If you have a relatively smaller lawn then a push type will suffice. However, for folks with a really large tract of land and plenty of uneven surfaces, self powered mowers are better. Remember that self powered mowers cost more because of the inherent intricacies in dividing the engine power between the blades and the wheels, without compromising on mower’s performance.
Having decided on the exact type of gas powered lawn mower, you can move onto more important considerations such as.
A manual starter usually requires a lot of back strength and good arm movement to pull or yank at the start cable. Thankfully, today they are much easier to operate. Look for something that makes it easier to pull the cable or opt for an electric starting system with a turnkey ignition or a button starter. These are costlier but much more user friendly. Besides they don’t have the associated kickback from the engine in case it fails to start.
This particular consideration applies only to self driven gasoline mowers. Rear wheel drive will provide ample traction to climb hills but front wheel traction helps move on flatter surfaces by pulling the mower instead of pushing it. Imagine what kind of surface you will mostly be dealing with to decide on whether a rear wheel or front wheel drive is best for you.
Are you going to mulch grass and use it as the base for your subsequent lawn? Will you need a bag at the rear for disposal or are you fine with a side discharge chute?
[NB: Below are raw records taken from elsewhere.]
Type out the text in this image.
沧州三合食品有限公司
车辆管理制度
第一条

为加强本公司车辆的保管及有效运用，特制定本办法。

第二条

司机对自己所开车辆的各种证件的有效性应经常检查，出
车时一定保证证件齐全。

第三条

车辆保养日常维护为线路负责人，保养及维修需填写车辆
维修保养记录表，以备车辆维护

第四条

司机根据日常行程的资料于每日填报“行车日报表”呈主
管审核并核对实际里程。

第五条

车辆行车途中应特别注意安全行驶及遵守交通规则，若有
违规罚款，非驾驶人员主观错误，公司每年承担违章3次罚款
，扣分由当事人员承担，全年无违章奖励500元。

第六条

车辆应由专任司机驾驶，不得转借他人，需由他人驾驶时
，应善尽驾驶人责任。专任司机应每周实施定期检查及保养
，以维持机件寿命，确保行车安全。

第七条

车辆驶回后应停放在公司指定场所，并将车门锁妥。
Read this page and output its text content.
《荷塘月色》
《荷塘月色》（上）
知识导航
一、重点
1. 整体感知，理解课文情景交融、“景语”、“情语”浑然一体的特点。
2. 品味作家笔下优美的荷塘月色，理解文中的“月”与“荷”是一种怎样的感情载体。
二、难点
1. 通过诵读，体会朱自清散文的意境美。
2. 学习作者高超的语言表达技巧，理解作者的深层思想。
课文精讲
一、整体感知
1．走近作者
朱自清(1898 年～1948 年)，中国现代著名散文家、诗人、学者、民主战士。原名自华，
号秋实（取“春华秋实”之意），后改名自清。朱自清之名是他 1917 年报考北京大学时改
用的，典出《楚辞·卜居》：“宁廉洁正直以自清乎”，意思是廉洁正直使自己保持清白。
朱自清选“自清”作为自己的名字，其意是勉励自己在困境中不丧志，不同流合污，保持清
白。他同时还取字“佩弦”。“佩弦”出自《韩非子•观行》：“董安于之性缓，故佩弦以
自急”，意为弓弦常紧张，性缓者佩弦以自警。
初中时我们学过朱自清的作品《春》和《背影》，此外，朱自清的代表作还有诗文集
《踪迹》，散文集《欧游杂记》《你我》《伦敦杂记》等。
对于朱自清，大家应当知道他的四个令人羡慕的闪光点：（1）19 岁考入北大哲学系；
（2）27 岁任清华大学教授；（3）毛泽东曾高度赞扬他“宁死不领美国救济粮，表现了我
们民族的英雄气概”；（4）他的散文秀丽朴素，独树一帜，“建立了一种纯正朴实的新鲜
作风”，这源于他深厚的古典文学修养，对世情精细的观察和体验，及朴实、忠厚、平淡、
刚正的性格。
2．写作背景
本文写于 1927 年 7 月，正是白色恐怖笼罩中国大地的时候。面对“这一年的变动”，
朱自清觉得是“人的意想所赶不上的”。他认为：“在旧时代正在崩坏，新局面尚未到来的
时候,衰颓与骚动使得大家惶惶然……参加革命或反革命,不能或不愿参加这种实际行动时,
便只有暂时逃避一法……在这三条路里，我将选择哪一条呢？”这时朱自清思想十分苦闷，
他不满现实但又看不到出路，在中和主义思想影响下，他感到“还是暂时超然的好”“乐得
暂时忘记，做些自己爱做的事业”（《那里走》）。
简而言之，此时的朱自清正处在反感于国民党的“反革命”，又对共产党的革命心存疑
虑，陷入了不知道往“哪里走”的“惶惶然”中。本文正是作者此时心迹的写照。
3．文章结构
Ask yourself these questions and if you have answered yes to two or more of them then look for a 3-in-1 kind of lawn mower that comes with the option of using a discharge bag, side discharge chute or mulch.
Cutting bottoms for gas mowers usually vary between 18 to 32 inches. Wider cutting bottoms and blades are efficient but also difficult to maneuver. The choice is between usability and efficiency. Make the choice based on the dimensions of your lawn or yard.
In the past, gas mowers required height adjustment to be made individually to each wheel. Today, you can find single lever designs or push button height adjustment systems. Choose based on how many times you will be adjusting the height or whether you really want to spend a lot on something that you will hardly ever use.
Blade design matters a lot as it decides whether your mulch can actually become nourishment for the lawn or if its only suitable for disposal. It is best to buy additional blades for your gas mower so that you can replace them depending on what kind of application you plan for.
Other than the above lawn mower specific considerations, you also have to look at the engine the mower uses. Most gasoline lawn mowers are 2 stroke engines but some are CARB compliant while others are not. Depending on where you are situated, you might want to look at CARB compliant models. Then there is the consideration of engine design, size and weight. Just remember when deciding on engine size and output, larger is heavier and harder to control but lighter is inefficient and easier to move around.